ぼんやりと考えるレンジはメカ・リヴァイアサンと共に、湾岸の林に落ちた。
「いてて……あーっ、参っちまった」
変身を解いたレンジがバイクから降りて呟く。装甲バイクに備えられたエアバッグがバイク全体を包み込んだので、実際の墜落は大したダメージではなかった。

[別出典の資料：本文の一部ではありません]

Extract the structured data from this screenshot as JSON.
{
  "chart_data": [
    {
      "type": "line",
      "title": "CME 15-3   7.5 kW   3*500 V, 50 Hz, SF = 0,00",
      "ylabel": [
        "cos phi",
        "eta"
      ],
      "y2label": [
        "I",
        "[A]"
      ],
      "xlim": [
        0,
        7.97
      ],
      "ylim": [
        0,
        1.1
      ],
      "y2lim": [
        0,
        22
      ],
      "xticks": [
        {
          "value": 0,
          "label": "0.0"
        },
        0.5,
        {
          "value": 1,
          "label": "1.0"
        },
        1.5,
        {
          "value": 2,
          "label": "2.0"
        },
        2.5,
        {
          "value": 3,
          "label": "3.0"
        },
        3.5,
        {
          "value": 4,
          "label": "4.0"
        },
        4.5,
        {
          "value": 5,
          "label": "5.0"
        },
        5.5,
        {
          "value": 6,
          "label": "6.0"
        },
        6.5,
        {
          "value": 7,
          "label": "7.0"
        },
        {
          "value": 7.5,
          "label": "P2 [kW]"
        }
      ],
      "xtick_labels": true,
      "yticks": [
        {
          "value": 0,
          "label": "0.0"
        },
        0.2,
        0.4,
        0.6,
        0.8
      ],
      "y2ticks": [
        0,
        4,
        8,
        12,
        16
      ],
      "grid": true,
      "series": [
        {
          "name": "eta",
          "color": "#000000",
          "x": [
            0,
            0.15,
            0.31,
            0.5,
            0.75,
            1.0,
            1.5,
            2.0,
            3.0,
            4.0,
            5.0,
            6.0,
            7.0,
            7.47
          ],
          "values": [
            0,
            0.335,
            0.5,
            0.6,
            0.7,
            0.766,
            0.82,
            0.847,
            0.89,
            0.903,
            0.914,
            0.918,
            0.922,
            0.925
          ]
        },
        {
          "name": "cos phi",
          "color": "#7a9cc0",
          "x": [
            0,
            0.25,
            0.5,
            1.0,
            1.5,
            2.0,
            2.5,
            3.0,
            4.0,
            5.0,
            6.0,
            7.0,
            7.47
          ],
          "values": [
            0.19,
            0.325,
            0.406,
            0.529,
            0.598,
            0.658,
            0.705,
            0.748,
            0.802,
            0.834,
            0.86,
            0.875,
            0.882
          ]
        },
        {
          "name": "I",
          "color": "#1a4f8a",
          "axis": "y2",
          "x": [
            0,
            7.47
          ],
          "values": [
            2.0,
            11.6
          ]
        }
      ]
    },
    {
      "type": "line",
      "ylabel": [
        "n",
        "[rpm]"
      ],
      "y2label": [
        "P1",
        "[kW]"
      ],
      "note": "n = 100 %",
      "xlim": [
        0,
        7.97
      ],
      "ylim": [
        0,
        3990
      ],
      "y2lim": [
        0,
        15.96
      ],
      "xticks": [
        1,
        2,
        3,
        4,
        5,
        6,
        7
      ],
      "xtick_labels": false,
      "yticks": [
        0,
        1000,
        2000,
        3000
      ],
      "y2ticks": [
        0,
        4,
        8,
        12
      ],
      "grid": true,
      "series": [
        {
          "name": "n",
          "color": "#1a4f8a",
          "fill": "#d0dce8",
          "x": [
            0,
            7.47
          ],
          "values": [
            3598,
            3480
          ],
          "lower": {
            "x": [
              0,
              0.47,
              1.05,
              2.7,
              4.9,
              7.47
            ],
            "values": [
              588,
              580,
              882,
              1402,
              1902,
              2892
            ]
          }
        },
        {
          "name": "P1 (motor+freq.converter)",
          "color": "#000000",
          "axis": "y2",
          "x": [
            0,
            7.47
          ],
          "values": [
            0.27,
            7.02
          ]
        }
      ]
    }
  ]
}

バイクの隣には、陸に上がって緊急停止したメカ・リヴァイアサンが横たわっている。自己改造と最適化を繰り返すメカ怪獣も、さすがに陸地での運用は想定外だったようだ。……しばらく放っておけば、この状況にも適応して動きだしそうなのが怖いところだが。
「さて、本体電源はどこだっけ……?」
「『レンジ、無事か?』」
耳にかけたインカムに、メカヘッドからの通話回線が開く。
「スーツとバイクのお陰で何とか。メカ怪獣もようやく停まりました」
「『よかった! 全く、君たちと組むと想定以上に想定外の事が起こるな!』」
回線にマダラの声も混じる。
「『無事って聞いて安心したよ! それじゃ、メカ怪獣の電源を落としてくれ。スイッチは顎の下の……』」
マダラの説明を遮るように、元気な足音と声が飛んできた。
「おーい、レンジ君、大丈夫?」
「アマネ?」
「『……何? レンジ、巡回判事殿がどこに行ってたか聞いてくれないか?』」
メカヘッドの発言にマダラが思わず「げっ!」と声を上げたが黙り込む。
「『作戦前から連絡が取れなくて……レンジ?』」
レンジはメカヘッドからの声に、すぐ答えなかった。バイクにストックしていた金属ボトルを外して、走ってきたアマネに放り渡した。
「レンジ君?」
「あー、スイマセン、メカヘッド先輩、バイオマスエンジンの非常燃料をアマネに預けっぱなしにしてたのを忘れて、取ってきてもらってたんですよ」
メカヘッドはハハハと笑う。
「『何だ、そうか! 今回は使わなくて済んだが、非常燃料は法令でもつけるように勧められてるからな。本当は、なかったら注意しなきゃいけない。気をつけてくれよ!』」
「いやー、スイマセン……」
レンジも謝って一緒に笑い、アマネに目配せした。
「ごめんなさい、ありがとう……!」
アマネは頬を染め、小さな声で礼を言うのだった。